I've copied MyAudit.JAR file into /glassfish/domains/domain1/lib folder. Runned asadmin commands, restarted server and new Audit Module appeared in glassfish admin panel. But I'm recieving exeption and not getting any Audit logs in server.xml:

27T23:18:29.749+0200|WARNING|glassfish3.1.2|javax.enterprise.system.core.security.com.sun.enterprise.security.audit|_ThreadID=1;_ThreadName=Thread-2;|Audit: Cannot load AuditModule = MyAudit
java.lang.InstantiationException
    at sun.reflect.InstantiationExceptionConstructorAccessorImpl.newInstance(InstantiationExceptionConstructorAccessorImpl.java:48)
    at java.lang.reflect.Constructor.newInstance(Constructor.java:525)
    at java.lang.Class.newInstance0(Class.java:372)
    at java.lang.Class.newInstance(Class.java:325)
    at com.sun.enterprise.security.audit.AuditManager.loadAuditModule(AuditManager.java:249)
    at com.sun.enterprise.security.audit.AuditManager.loadAuditModules(AuditManager.java:169)
    at com.sun.enterprise.security.SecurityLifecycle.onInitialization(SecurityLifecycle.java:195)
    at com.sun.enterprise.security.SecurityLifecycle.postConstruct(SecurityLifecycle.java:251)
    at com.sun.hk2.component.AbstractCreatorImpl.inject(AbstractCreatorImpl.java:131)
    at com.sun.hk2.component.ConstructorCreator.initialize(ConstructorCreator.java:91)
    at com.sun.hk2.component.AbstractCreatorImpl.get(AbstractCreatorImpl.java:82)
    at com.sun.hk2.component.SingletonInhabitant.get(SingletonInhabitant.java:67)
    at com.sun.hk2.component.EventPublishingInhabitant.get(EventPublishingInhabitant.java:139)
    at com.sun.hk2.component.AbstractInhabitantImpl.get(AbstractInhabitantImpl.java:78)
    at com.sun.enterprise.security.SecuritySniffer.setup(SecuritySniffer.java:109)
    at com.sun.enterprise.v3.server.ContainerStarter.startContainer(ContainerStarter.java:116)
    at com.sun.enterprise.v3.server.ApplicationLifecycle.setupContainer(ApplicationLifecycle.java:943)
    at com.sun.enterprise.v3.server.ApplicationLifecycle.setupContainerInfos(ApplicationLifecycle.java:651)
    at com.sun.enterprise.v3.server.ApplicationLifecycle.deploy(ApplicationLifecycle.java:368)
    at com.sun.enterprise.v3.server.ApplicationLoaderService.processApplication(ApplicationLoaderService.java:375)
    at com.sun.enterprise.v3.server.ApplicationLoaderService.postConstruct(ApplicationLoaderService.java:219)
    at com.sun.hk2.component.AbstractCreatorImpl.inject(AbstractCreatorImpl.java:131)
    at com.sun.hk2.component.ConstructorCreator.initialize(ConstructorCreator.java:91)
    at com.sun.hk2.component.AbstractCreatorImpl.get(AbstractCreatorImpl.java:82)
    at com.sun.hk2.component.SingletonInhabitant.get(SingletonInhabitant.java:67)
    at com.sun.hk2.component.EventPublishingInhabitant.get(EventPublishingInhabitant.java:139)

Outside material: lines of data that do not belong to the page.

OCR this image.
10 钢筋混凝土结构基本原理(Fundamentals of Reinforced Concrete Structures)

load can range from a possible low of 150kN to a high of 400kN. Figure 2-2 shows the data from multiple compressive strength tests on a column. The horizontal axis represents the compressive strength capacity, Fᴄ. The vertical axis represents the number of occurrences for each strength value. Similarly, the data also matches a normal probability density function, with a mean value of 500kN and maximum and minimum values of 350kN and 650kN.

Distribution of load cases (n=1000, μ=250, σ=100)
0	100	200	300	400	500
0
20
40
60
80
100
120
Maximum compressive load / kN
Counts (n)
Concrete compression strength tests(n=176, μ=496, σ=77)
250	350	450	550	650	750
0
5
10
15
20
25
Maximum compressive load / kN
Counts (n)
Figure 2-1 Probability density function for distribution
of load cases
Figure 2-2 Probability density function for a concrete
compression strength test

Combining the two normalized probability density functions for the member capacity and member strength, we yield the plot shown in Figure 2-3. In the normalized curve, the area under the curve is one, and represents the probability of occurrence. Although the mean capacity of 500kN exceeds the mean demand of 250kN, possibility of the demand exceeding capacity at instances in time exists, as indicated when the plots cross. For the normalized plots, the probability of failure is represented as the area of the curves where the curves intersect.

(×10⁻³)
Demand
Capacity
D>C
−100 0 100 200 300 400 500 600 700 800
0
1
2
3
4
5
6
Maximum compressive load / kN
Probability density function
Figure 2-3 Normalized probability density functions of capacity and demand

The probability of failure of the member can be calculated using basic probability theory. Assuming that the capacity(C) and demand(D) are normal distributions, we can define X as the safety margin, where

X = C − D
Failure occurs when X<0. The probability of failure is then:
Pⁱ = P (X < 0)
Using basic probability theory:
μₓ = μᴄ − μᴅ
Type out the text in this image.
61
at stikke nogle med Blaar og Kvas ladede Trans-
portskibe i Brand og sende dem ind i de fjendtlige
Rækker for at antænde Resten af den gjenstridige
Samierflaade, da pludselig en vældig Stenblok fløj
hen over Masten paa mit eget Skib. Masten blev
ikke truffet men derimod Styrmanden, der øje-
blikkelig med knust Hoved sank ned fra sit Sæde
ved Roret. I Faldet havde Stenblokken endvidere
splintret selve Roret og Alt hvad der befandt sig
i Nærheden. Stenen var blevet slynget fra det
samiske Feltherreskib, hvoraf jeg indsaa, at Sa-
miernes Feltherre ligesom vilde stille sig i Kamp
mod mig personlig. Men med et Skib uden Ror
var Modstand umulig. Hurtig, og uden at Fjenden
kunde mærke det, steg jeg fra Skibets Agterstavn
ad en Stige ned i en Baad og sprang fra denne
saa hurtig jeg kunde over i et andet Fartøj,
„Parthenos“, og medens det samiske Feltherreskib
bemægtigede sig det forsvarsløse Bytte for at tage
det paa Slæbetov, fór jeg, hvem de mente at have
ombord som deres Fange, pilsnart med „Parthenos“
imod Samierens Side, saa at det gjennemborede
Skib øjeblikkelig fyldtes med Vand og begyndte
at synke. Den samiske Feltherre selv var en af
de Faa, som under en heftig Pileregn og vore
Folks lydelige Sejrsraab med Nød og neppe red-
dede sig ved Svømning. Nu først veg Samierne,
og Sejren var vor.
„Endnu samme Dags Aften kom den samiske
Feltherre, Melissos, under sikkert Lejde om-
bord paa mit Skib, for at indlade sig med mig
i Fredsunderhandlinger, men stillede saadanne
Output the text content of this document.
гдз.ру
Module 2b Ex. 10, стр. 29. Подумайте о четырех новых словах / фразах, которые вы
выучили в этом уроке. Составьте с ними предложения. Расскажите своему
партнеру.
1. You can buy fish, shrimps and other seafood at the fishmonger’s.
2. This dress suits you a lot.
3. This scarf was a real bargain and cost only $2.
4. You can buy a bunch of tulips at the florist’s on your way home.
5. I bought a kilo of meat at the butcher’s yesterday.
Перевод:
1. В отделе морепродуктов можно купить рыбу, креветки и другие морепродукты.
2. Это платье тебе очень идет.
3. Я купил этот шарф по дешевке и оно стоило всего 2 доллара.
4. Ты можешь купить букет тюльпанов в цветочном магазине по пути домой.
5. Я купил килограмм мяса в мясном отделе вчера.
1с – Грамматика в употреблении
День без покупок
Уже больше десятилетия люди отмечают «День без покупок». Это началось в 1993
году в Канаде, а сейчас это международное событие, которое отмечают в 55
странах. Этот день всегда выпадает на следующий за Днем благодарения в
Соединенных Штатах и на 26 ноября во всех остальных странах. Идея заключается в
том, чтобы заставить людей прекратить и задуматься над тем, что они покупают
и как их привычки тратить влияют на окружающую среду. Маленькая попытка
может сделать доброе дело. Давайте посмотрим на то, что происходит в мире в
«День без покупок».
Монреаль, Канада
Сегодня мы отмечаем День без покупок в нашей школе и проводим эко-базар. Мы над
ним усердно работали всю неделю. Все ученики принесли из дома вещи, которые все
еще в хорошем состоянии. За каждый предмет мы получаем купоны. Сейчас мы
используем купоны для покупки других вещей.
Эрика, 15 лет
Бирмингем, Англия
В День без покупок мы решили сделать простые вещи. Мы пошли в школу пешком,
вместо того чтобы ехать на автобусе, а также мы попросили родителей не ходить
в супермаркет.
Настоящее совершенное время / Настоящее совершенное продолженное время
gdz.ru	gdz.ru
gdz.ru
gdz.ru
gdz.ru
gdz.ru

    at com.sun.hk2.component.AbstractInhabitantImpl.get(AbstractInhabitantImpl.java:78)
    at com.sun.enterprise.v3.server.AppServerStartup.run(AppServerStartup.java:253)
    at com.sun.enterprise.v3.server.AppServerStartup.doStart(AppServerStartup.java:145)
    at com.sun.enterprise.v3.server.AppServerStartup.start(AppServerStartup.java:136)
    at com.sun.enterprise.glassfish.bootstrap.GlassFishImpl.start(GlassFishImpl.java:79)
    at com.sun.enterprise.glassfish.bootstrap.GlassFishDecorator.start(GlassFishDecorator.java:63)
    at com.sun.enterprise.glassfish.bootstrap.osgi.OSGiGlassFishImpl.start(OSGiGlassFishImpl.java:69)
    at com.sun.enterprise.glassfish.bootstrap.GlassFishMain$Launcher.launch(GlassFishMain.java:117)
    at sun.reflect.NativeMethodAccessorImpl.invoke0(Native Method)
    at sun.reflect.NativeMethodAccessorImpl.invoke(NativeMethodAccessorImpl.java:57)
    at sun.reflect.DelegatingMethodAccessorImpl.invoke(DelegatingMethodAccessorImpl.java:43)
    at java.lang.reflect.Method.invoke(Method.java:601)
    at com.sun.enterprise.glassfish.bootstrap.GlassFishMain.main(GlassFishMain.java:97)
    at com.sun.enterprise.glassfish.bootstrap.ASMain.main(ASMain.java:55)
|#]

Can anyone help to find out what is my mistake?